De la constatation que nous venons de faire, découlent en effet de nombreuses questions :

  • Robespierre a-t-il été interrompu par deux fois, sans pouvoir s’exprimer, ou a-t-il pu dire ce qu’il avait à dire ?
  • Qui, du journaliste au Journal de Paris, ou du greffier rédigeant le procès-verbal, a dit la vérité ?
  • Pourquoi le journaliste aurait-il inventé un pareil incident de séance ?
  • Pourquoi le greffier aurait-il passé l’incident sous silence ?
  • Les discours tels que rapportés dans les procès-verbaux, c’est-à-dire des textes où les gens parlent comme dans les livres, sont-ils des retranscriptions exactes ?
  • Peut-on imaginer que les députés confient leurs minutes au greffier pour qu’il les retranscrive fidèlement dans son PV ?
  • Tous les historiens se posent-ils ces questions ou s’arrêtent-ils à l’interprétation qui leur convient ?
  • D'autres questions ? 😉


Mise à jour du 24 octobre 2022.

Conclusion, apportée par Robespierre en personne !

    Par suite de la publication de cet article le 22 octobre 2022 sur ma page Facebook, une de mes abonnées, une Italienne passionnée par la Révolution française, Marianna de Candido (qui tient elle-même une page sur Robespierre), m'a signalé une lettre de Robespierre à son ami Buissart, dans laquelle il fait mention de cet incident qui l'a empêché de s'exprimer devant l'Assemblée. L'ombre du doute plane donc sur la probité des greffiers de l'Assemblée nationale...

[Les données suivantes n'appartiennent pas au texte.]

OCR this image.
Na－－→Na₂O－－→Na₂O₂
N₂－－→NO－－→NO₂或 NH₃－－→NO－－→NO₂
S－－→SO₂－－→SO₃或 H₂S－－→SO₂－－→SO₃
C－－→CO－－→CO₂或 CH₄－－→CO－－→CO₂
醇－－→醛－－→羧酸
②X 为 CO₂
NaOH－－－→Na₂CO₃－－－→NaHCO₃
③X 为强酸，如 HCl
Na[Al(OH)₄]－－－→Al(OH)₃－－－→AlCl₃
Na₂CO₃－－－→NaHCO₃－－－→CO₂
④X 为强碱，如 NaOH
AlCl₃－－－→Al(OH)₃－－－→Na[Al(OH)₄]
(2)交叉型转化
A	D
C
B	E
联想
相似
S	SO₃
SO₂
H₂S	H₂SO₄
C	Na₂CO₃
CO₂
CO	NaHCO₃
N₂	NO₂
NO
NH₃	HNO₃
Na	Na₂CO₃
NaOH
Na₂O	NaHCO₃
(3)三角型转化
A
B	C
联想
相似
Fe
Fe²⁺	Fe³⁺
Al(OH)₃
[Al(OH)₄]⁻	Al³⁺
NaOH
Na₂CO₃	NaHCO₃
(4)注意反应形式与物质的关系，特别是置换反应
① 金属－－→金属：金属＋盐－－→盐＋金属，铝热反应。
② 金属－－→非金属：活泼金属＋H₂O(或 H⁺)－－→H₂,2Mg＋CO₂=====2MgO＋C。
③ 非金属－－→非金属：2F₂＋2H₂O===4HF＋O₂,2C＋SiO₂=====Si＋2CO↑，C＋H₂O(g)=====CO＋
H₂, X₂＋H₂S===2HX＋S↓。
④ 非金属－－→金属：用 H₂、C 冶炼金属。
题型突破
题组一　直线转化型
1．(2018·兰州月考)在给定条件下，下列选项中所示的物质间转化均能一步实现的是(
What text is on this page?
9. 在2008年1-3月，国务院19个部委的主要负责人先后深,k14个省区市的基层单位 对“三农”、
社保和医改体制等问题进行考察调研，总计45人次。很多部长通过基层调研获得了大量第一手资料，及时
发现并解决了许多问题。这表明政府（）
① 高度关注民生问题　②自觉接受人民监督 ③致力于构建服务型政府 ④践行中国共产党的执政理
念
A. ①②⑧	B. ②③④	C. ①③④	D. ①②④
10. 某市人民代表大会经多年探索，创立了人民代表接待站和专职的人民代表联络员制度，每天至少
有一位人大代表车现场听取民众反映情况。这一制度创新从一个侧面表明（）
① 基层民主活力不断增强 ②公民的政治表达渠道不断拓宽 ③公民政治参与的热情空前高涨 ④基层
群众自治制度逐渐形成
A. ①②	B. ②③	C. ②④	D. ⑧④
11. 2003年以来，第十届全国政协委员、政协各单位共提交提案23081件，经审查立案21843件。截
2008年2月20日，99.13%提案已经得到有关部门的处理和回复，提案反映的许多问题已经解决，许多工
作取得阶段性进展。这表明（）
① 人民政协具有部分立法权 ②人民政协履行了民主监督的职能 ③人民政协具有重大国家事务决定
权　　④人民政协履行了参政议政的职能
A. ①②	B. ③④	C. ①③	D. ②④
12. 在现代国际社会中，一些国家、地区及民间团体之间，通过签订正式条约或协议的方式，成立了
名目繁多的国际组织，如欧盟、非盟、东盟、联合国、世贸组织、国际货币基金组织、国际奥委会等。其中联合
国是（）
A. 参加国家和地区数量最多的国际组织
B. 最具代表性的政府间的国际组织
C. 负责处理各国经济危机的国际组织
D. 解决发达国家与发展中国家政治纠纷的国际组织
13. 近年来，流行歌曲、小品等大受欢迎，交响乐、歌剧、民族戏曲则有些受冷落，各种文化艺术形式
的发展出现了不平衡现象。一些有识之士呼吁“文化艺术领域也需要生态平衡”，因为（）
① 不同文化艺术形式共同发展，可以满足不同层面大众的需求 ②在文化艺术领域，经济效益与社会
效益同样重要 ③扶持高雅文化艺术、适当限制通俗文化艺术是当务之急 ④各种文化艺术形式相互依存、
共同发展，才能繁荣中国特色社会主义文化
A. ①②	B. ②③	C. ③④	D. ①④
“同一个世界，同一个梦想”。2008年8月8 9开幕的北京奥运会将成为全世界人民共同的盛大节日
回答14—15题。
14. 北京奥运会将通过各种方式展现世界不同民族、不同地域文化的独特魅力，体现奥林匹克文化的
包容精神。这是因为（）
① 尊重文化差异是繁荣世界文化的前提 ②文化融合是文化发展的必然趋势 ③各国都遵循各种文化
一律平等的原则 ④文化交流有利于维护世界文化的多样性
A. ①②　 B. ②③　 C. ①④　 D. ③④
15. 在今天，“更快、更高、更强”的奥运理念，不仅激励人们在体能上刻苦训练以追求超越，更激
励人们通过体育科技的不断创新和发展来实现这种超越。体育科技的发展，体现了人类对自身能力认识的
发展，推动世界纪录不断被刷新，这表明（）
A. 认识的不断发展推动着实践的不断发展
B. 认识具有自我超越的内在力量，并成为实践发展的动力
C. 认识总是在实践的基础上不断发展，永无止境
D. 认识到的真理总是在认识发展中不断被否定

    Je vous invite à lire cette lettre dans ce nouvel article : "Robespierre voit dans la nouvelle constitution " des vices essentiels qui peuvent empêcher les bons citoyens de se livrer à la joie"


Merci pour votre lecture ! 😊


    Voici la fenêtre donnant accès au Journal de Paris. Je vous conseille de le parcourir, car il y a aussi des infos amusantes.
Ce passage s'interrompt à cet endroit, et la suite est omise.